Experimental Benchmarking of Energy-saving Sub-Optimal Sliding Mode Control
Michael Ruderman
TL;DR
The paper addresses energy-efficient robust control for second-order sliding mode systems subject to matched disturbances. It compares an energy-saving sub-optimal SM controller, which includes $u \in \{-U,0,U\}$ with deliberate $u=0$ phases, to a standard terminal second-order SM controller, both operating on the same quadratic sliding surface. The authors perform experimental benchmarking on a voice-coil actuator with sensor noise and a parasitic first-order actuator dynamic, evaluating convergence and energy use via $E = \int |u(t)| dt$. Results show that the energy-saving SM reduces overall energy consumption while preserving finite-time convergence, validating its practical applicability in hardware with nonideal sensing and actuator dynamics.
Abstract
The recently introduced energy-saving extension of the sub-optimal sliding mode control allows for control-off phases during the convergence to second-order equilibrium.
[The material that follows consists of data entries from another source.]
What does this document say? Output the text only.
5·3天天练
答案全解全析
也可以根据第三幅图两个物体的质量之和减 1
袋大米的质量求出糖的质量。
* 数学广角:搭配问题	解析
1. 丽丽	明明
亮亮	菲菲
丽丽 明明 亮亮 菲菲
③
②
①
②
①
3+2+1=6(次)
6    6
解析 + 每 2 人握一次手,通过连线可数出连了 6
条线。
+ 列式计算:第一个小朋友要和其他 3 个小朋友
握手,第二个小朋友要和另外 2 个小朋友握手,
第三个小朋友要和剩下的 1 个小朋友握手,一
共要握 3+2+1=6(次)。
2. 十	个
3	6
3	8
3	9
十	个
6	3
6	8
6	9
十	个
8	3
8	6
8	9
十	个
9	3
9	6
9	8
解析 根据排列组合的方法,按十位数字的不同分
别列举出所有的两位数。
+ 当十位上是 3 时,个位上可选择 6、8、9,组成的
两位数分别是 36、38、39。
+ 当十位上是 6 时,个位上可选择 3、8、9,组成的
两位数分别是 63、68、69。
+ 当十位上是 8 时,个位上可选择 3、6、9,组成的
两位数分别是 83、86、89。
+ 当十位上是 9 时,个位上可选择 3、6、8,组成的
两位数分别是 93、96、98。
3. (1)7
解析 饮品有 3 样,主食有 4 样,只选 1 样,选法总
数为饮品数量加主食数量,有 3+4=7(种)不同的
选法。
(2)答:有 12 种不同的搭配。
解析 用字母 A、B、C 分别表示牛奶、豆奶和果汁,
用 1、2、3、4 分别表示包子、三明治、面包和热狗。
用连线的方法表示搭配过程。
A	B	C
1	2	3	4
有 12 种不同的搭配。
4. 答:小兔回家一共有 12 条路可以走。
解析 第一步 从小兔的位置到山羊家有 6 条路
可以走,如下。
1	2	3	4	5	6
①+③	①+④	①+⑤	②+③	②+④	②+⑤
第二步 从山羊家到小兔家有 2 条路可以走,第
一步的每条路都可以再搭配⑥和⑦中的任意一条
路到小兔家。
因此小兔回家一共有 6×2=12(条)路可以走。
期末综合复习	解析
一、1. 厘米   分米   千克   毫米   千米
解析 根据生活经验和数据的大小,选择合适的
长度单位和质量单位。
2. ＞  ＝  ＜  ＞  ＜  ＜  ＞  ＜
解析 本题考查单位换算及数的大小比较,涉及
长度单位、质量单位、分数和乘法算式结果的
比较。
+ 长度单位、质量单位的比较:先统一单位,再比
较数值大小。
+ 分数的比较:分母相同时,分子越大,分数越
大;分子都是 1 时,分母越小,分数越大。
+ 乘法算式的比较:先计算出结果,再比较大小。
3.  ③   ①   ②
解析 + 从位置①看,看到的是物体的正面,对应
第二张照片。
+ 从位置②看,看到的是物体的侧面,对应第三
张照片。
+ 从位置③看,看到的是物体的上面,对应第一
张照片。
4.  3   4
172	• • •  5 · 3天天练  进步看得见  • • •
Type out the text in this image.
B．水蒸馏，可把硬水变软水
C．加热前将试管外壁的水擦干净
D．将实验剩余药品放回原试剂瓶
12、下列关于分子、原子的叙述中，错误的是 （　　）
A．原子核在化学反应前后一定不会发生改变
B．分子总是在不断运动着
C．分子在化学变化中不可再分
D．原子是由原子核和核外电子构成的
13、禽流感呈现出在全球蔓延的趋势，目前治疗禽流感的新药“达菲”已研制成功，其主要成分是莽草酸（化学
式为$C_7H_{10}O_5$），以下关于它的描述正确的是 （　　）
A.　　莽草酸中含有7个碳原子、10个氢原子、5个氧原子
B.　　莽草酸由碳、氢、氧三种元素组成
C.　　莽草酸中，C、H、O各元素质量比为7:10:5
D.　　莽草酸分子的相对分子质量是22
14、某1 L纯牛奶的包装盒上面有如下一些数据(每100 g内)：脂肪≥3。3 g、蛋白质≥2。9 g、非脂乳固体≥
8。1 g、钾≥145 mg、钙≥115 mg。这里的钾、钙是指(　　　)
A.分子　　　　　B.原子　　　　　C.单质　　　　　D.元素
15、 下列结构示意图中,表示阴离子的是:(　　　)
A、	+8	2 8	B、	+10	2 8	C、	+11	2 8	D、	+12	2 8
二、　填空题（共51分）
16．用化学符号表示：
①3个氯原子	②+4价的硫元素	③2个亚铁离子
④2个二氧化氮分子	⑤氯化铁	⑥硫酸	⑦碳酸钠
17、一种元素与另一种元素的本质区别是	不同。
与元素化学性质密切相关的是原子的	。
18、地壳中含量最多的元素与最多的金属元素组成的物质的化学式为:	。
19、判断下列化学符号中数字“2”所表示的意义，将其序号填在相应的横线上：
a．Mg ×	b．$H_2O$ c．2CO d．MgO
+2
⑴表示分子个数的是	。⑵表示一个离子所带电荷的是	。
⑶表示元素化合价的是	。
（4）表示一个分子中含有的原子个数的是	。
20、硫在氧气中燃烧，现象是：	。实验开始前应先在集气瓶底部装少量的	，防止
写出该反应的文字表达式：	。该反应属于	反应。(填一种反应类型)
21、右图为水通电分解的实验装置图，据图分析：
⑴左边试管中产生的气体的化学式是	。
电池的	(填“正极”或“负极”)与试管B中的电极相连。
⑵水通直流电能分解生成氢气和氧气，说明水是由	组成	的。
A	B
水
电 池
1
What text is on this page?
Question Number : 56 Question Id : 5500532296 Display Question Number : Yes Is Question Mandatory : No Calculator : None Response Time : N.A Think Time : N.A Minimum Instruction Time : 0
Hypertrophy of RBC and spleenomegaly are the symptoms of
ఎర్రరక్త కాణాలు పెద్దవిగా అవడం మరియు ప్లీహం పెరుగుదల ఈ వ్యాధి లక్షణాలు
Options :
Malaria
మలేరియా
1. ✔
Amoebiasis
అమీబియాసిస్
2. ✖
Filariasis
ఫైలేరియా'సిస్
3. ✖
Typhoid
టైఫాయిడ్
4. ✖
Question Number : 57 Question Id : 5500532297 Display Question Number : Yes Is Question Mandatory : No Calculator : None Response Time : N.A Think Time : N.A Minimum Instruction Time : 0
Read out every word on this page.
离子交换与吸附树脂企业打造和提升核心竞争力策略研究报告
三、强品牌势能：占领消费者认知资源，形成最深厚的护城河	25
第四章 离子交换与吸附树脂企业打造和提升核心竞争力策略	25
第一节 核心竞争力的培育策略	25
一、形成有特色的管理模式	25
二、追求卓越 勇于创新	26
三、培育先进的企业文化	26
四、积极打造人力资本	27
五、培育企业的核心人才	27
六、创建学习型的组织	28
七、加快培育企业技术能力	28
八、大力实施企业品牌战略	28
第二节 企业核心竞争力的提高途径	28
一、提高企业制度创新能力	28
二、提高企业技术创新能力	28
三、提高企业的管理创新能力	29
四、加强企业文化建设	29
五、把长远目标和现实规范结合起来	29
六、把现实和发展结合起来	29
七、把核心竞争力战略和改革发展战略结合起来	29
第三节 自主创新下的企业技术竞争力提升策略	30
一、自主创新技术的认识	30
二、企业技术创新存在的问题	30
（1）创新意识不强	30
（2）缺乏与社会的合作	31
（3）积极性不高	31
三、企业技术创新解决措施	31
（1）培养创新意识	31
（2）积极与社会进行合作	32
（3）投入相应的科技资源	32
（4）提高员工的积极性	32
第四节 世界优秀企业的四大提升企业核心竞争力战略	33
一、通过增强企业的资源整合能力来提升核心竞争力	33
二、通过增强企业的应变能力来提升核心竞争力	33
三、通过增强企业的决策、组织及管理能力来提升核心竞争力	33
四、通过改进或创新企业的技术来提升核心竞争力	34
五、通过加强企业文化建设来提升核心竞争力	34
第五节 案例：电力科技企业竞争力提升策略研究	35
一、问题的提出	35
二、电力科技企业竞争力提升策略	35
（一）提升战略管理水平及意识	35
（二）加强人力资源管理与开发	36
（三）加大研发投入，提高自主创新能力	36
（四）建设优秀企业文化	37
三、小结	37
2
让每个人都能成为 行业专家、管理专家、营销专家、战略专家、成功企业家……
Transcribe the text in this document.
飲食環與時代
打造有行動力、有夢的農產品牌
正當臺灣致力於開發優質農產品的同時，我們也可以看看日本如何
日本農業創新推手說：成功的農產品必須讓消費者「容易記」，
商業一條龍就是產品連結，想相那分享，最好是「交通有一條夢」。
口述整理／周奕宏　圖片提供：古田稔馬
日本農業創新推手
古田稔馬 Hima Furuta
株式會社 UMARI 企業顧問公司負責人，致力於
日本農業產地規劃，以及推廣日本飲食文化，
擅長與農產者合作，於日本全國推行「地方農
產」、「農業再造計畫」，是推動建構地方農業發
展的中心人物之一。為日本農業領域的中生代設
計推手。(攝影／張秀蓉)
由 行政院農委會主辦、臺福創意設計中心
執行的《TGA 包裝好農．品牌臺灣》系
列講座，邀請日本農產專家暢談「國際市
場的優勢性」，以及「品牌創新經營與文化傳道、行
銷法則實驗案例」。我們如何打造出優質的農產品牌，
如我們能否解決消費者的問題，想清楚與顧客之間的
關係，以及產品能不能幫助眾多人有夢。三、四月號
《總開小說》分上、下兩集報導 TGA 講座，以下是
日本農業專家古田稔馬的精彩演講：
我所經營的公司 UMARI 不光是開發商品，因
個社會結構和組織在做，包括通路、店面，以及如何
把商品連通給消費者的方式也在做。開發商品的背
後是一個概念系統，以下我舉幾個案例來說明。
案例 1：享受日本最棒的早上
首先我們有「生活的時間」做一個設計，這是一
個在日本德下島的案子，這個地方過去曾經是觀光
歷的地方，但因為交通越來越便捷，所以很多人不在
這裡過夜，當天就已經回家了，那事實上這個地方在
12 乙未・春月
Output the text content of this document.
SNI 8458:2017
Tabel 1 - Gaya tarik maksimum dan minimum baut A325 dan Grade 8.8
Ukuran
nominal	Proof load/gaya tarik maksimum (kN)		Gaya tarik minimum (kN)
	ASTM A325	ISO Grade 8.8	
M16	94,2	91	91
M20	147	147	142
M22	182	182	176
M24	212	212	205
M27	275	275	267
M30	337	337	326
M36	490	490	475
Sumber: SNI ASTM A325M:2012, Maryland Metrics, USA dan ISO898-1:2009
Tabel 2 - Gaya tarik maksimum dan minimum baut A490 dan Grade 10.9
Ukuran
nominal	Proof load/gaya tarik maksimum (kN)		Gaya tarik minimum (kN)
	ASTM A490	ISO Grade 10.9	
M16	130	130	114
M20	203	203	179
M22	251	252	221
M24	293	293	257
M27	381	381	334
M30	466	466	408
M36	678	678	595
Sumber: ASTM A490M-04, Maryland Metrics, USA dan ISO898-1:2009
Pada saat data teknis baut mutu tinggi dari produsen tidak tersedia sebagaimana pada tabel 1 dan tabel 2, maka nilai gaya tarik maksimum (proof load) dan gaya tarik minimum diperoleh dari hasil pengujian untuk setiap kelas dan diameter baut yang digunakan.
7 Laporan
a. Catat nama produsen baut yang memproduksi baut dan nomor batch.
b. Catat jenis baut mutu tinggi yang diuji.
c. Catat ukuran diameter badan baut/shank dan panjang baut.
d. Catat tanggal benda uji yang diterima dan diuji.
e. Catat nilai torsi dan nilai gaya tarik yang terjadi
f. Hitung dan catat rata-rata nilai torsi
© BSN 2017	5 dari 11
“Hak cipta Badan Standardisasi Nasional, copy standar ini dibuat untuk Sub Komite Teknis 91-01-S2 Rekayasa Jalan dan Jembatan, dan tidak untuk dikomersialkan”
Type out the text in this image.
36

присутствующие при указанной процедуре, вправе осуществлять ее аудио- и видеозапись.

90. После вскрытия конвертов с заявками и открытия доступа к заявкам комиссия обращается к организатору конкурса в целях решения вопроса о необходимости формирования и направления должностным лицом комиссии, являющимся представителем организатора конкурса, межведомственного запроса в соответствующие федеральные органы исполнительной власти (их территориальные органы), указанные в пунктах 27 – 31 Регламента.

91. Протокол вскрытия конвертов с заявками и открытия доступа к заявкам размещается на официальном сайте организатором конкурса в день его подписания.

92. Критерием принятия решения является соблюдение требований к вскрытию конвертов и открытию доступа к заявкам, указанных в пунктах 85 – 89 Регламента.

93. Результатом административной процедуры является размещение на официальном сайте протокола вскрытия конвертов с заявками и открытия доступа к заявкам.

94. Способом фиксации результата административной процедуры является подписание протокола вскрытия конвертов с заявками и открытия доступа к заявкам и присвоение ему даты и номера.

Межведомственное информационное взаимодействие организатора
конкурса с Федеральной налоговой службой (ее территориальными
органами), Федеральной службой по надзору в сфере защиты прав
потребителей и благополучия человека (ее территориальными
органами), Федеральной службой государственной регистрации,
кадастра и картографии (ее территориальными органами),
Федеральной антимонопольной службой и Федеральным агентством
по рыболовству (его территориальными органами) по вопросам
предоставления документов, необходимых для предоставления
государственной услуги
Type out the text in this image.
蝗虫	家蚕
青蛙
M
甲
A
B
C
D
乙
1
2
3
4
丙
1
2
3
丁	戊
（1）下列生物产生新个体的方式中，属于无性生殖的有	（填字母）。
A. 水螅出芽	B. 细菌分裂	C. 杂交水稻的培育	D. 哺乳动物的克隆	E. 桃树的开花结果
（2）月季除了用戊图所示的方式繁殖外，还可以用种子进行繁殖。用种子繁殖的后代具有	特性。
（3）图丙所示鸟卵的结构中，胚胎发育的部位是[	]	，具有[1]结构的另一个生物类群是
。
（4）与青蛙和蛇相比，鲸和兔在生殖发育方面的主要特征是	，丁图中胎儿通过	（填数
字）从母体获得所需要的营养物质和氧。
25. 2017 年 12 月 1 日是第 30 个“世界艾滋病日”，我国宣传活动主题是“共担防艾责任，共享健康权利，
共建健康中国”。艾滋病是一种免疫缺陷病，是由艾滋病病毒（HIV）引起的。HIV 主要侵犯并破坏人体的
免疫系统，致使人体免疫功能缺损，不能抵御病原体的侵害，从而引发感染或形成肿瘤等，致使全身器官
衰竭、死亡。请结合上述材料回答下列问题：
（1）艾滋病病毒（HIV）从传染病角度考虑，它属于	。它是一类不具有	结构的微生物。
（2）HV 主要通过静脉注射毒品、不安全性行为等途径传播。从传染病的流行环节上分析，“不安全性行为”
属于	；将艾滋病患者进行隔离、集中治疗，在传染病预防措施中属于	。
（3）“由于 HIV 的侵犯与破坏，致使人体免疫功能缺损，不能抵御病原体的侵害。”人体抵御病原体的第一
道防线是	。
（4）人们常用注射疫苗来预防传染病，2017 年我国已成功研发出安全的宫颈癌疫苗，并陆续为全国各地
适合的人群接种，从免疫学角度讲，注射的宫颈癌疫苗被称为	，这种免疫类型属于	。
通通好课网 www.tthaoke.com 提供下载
This way, it enables for a lower energy consumption compared to the original sub-optimal sliding mode (SM) algorithm, both commutating a discontinuous control signal. In this paper, the energy-saving sub-optimal SM control is experimentally benchmarked against a standard second-order SM controller which also has a discontinuous control action. Here the so-called terminal second-order SM algorithm is used. The controlled plant is affected by the matched bounded disturbances which are unknown, and the output is additionally subject to the sensor noise. Moreover, a first-order actuator dynamics can lead to chattering, which is parasitic for SM applications. For a fair comparison, the same quadratic terminal surface is designed when benchmarking both SM controllers. Both experimentally compared SM algorithms have the same (bounded) control magnitude and states initial conditions.